Smartphones initially were subject only to the spyware running on websites using cookies and with Trojan-horse apps designed by professional hackers. Today, however, complete spyware software apps can be purchased to anybody who wants to spy on anyone else. Once surreptitiously installed on a victim's mobile phone, they can perform all of the above actions on the victim's device and report the results to the purchaser of the spyware. Dozens of such spyware apps are available for download to any smartphone running the Android operating system, and are as easily installed as any legitimate app.

Why is this legal? Because each vendor markets its spyware as a tool for responsible parents to make sure their children are not surfing porn sites, and for employers to make sure their employees with company-owned phones are using them for legitimate business purposes. "However, they can easily be used for tracking other victims without their consent," said Chatterjee. 

Different spyware apps offer different capabilities, but all offer covert access to a smartphone's camera, microphone, and screenshots, as well as access to private data stored by other apps on the same Android phone.

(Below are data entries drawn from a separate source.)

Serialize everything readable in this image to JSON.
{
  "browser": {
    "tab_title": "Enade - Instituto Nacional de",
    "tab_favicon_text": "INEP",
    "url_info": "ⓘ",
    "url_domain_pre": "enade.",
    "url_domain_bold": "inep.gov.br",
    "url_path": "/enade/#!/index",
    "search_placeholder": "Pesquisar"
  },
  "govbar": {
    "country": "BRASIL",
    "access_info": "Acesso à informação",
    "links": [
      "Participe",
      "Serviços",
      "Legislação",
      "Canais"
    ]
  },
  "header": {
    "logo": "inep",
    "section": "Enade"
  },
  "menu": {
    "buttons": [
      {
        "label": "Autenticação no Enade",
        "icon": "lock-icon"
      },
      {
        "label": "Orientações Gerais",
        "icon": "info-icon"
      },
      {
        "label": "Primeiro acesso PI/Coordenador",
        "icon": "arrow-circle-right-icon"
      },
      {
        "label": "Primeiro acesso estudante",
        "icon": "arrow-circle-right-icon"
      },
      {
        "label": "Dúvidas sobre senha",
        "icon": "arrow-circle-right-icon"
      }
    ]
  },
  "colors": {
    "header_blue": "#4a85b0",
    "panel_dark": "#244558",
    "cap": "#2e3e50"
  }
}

Other spyware capabilities cataloged by the researchers include access to:

  • Ambient microphone recording
  • Ambient camera recording
  • Stored photos, videos, audio
  • Calendars
  • Call logs
  • Clipboards
  • Contacts
  • Information stored by other applications
  • Current Location
  • Network addresses used
  • Phone call details
  • Text files
  • Shared media files
  • Protected data
  • Screenshots.

Some spyware also can "play tricks" on the phone's user, by

  • Hiding the app's icon
  • Launching hidden apps
  • Sabotaging the uninstallation process, and
  • Creating "diehard" services that reinstall the spyware after you delete it.

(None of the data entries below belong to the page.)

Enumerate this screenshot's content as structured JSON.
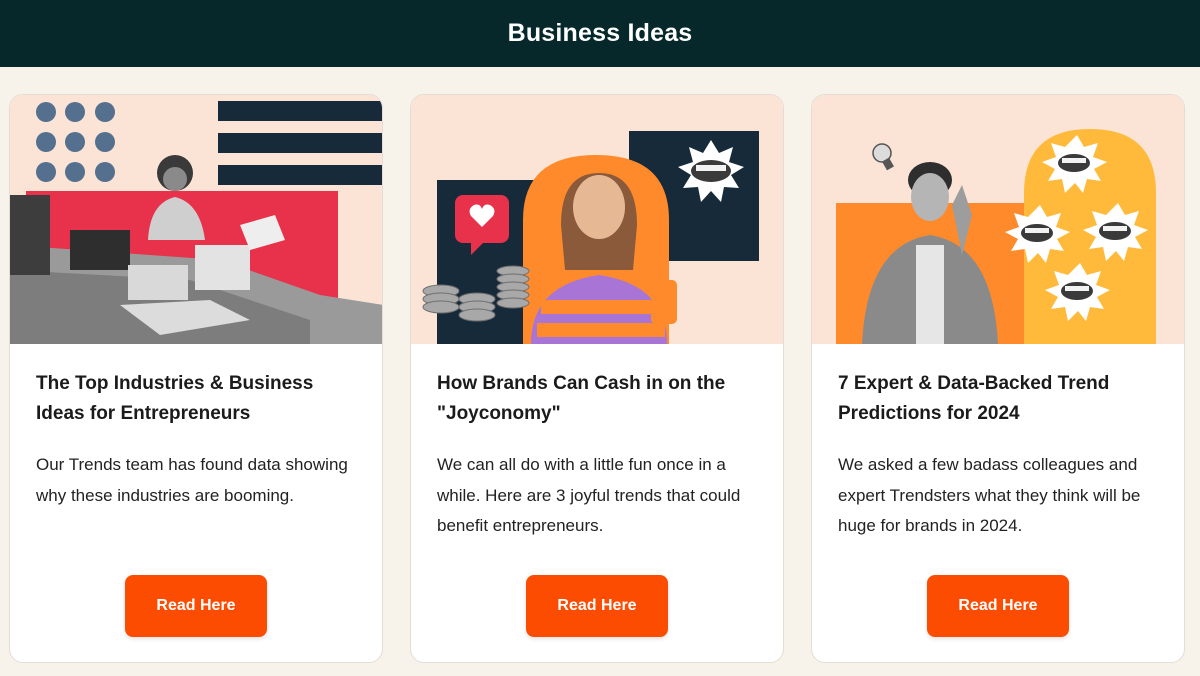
{
  "header": {
    "title": "Business Ideas"
  },
  "colors": {
    "header_bg": "#06282a",
    "page_bg": "#f7f2ea",
    "button_bg": "#fc4c02",
    "accent_red": "#e8314a",
    "accent_orange": "#ff8a2b",
    "navy": "#172a3a"
  },
  "cards": [
    {
      "title": "The Top Industries & Business Ideas for Entrepreneurs",
      "description": "Our Trends team has found data showing why these industries are booming.",
      "button_label": "Read Here"
    },
    {
      "title": "How Brands Can Cash in on the \"Joyconomy\"",
      "description": "We can all do with a little fun once in a while. Here are 3 joyful trends that could benefit entrepreneurs.",
      "button_label": "Read Here"
    },
    {
      "title": "7 Expert & Data-Backed Trend Predictions for 2024",
      "description": "We asked a few badass colleagues and expert Trendsters what they think will be huge for brands in 2024.",
      "button_label": "Read Here"
    }
  ]
}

To protect your Android phone from running spyware:

  1. Memorize your passcode and never tell anyone what it is (plus don't allow it to be seen when entered),
  2. Never download an app from anywhere but the Google Play Store.
  3. Periodically run Google's Privacy Dashboard (available only recently in version 12), and
  4. Delete any program you don't use.


R. Colin Johnson is a Kyoto Prize Fellow who ​​has worked as a technology journalist ​for two decades.